Das Problem ist, dass es nach wie vor das Vorurteil gibt, dass sich diese Frauen freiwillig gemeldet hätten; sie wurden und werden in der Öffentlichkeit kaum als Opfer gesehen. Aber, meine Damen und Herren, in einem derartigen Terrorsystem, wie es der Nationalsozialismus war, kann nie von wirklicher Wahlfreiheit gesprochen werden. Angesichts der tödlichen Bedingung war Zwangssexarbeit die einzige Überlebens­chance.

Diese Frauen waren Opfer! Und es ist mir ganz wichtig, das an dieser Stelle zu betonen. – Vielen Dank. (Beifall bei der SPÖ und bei Abgeordneten der Grünen.)

17.28


Präsidentin Mag. Barbara Prammer: Als Nächster gelangt Herr Abgeordneter Mag. Tancsits zu Wort. Wunschredezeit: 4 Minuten. – Bitte.

 


17.28.00

Abgeordneter Mag. Walter Tancsits (ÖVP): Frau Präsidentin! Frau Minister! Meine Damen und Herren! Wir haben nun ein umfangreiches Anerkennungspaket für NS-Opfer, 60 Jahre nach Kriegsende. Und ich finde es persönlich bedauerlich, dass dieses Anerkennungspaket, obwohl sehr lange und sehr kompromissgetragen verhandelt, von den Oppositionsparteien nicht mitgetragen werden kann (Abg. Dr. Jarolim: Abgedreht haben Sie das!), weil man es sich offensichtlich aus taktischen Gründen nicht leisten kann (Abg. Öllinger: Sie waren nicht einmal bereit, das zu diskutieren im Sozial­ausschuss!), eine über Jahre erarbeitete, scheinbare moralische Überlegenheit in allen Fragen der Historie aufzugeben.

Schade wegen der Anerkennung der Opfer! (Beifall bei der ÖVP und bei Abgeordneten der Freiheitlichen. – Zwischenruf des Abg. Dr. Puswald.)

Ich möchte mich vor allem auf die Bereiche des Sozialpolitischen beschränken, die in diesem Anerkennungspaket enthalten sind. (Abg. Öllinger: Sie haben nicht einmal diskutiert, im Sozialausschuss! Seit Jahren haben Sie sich der Diskussion verweigert!)

Es geht um materielle Lückenschlüsse, etwa im Kriegsopferversorgungsgesetz, in dem wir heute Verbesserungen für etwa 1 600 Hinterbliebene nach Kriegsopfern erfüllen, etwa einen besseren Zugang zur Witwen- oder Witwerrente. Und ich bin froh, dass wir damit einer langjährigen Forderung des Kriegsopfer- und Behindertenverbandes ent­sprechen können.
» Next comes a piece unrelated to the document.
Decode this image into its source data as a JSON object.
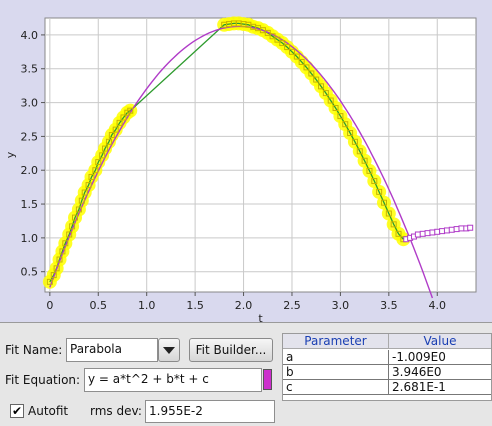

Zweitens, in den Sozialversicherungsgesetzen, geht es darum, den Opfern der NS-Justiz und insbesondere der NS-Militärjustiz fehlende Ersatzzeiten für die Sozial­versicherung zuzuerkennen.

Drittens haben wir uns für den Bereich des Opferfürsorgegesetzes nach reiflicher Dis­kussion – ich werde dann noch eine persönliche Bemerkung hinzufügen – entschlos­sen, weitere Opfergruppen, wie etwa den in dieser Zeit so genannten Asozialen, die bisher nicht direkt angeführt waren, anzuführen, der Opfer so genannter medizinischer Versuche ebenfalls zu gedenken sowie auch jenen Opfern, die auf Grund ihrer sexuellen Orientierung im Nationalsozialismus verfolgt wurden.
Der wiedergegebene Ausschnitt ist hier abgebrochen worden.